GW: It must have been frustrating to not be able to reach out to him through music.
LEE: Not at all. The whole thing was terribly tragic to me, and it was heartbreaking to have to watch him suffer to that degree. I just wanted to be there as his friend. The last thing I was worried about was whether he should be playing or not. You have to walk before you can run, so you break things down to the basics and try to be a supportive friend and hope that all things conspire to make him a person capable of rebuilding his life and moving forward.
GW: Your bass style is very influential, but its roots are not readily apparent.
LEE: I guess that’s because while a lot of people formed what I do, I thankfully don’t sound like any one of them. Early on, I was influenced by people like Jack Bruce, Paul McCartney, who is a great melodic player, Jack Casady from Jefferson Airplane, John Entwhistle, Phil Lesh of the Grateful Dead, Yes’ Chris Squire and [fusion player] Jeff Berlin. I gleaned things from all of them.
GW: Was there a moment when you realized that you were impacting people in a way similar to what those guys did for you?

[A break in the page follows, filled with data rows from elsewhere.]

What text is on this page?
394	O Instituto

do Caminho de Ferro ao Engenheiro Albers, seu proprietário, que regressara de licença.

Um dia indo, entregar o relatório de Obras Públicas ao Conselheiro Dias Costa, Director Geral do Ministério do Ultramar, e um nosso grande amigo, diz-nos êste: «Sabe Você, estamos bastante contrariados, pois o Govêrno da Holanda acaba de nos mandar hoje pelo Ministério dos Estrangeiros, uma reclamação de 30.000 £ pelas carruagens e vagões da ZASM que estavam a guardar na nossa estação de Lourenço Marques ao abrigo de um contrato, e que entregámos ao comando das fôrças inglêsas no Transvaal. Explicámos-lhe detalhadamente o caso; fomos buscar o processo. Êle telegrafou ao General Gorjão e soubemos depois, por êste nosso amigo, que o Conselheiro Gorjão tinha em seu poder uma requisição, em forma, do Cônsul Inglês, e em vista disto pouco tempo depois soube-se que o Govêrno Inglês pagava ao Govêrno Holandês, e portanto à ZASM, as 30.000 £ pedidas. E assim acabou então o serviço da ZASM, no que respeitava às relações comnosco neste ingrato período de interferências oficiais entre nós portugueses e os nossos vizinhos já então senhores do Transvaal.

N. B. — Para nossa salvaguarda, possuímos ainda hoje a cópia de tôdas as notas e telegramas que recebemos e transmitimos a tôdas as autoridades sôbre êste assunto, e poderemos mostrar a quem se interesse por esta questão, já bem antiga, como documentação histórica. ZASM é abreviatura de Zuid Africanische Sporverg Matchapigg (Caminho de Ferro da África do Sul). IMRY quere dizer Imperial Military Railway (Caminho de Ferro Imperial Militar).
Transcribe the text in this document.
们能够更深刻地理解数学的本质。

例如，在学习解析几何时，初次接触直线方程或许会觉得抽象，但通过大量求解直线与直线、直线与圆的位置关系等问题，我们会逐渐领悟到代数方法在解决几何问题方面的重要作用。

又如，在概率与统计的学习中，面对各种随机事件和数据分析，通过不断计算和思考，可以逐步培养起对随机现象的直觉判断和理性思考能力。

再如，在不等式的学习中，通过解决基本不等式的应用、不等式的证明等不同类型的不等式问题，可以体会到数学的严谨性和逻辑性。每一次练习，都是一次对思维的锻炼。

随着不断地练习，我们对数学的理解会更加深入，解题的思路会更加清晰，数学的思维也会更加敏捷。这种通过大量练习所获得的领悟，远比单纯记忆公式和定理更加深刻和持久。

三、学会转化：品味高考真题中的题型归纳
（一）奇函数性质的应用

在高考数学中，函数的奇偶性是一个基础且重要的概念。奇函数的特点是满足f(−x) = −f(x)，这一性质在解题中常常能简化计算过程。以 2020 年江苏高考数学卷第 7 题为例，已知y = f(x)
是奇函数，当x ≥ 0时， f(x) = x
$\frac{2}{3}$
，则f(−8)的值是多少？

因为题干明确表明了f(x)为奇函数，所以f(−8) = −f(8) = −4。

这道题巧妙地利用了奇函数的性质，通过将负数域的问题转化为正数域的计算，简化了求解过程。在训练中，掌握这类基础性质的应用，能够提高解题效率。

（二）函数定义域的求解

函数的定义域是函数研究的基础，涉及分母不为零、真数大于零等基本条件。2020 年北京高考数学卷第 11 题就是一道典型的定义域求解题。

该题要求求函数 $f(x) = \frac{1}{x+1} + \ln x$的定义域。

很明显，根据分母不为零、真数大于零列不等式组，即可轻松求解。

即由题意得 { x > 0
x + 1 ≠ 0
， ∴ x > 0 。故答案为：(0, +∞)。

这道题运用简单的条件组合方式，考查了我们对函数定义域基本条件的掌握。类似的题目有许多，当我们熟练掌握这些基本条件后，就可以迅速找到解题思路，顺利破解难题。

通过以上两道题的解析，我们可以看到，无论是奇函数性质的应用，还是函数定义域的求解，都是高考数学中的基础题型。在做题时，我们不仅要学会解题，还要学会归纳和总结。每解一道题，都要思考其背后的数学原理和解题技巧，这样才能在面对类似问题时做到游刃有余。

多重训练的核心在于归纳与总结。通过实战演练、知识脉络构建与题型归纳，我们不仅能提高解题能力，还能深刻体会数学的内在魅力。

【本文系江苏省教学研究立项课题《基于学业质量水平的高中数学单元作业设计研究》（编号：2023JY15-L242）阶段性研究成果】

LEE: A few years ago it became apparent to me that a lot of young bands cited us as a primary influence and I got some nice correspondence. It’s incredibly gratifying to hear that you’ve impacted someone’s musical life in that way. It may be the greatest reward a musician can receive.
GW: What gear did you use on the album?
LEE: My main bass is my early 70’s Fender Jazz bass and I also use two other Custom Shop basses, all strung with Roto Sound round wound strings. They go through three or four different, direct-style devices: a Demeter DI box and/or an Avalon U5; a Palmer speaker simulator; and two different Sansamp units which I switch back and forth between for different top-end distortions. One is a standard guitar unit and the other is a bass line line driver, which is simpler and less over the top.
On stage, I just run that into my Trace Elliot cabinets to create some live bottom end, but on record I never use any speakers. I go straight into the console and keep them on different tracks so I can mix and match the tones. Add a little compression and that’s how I get my sound.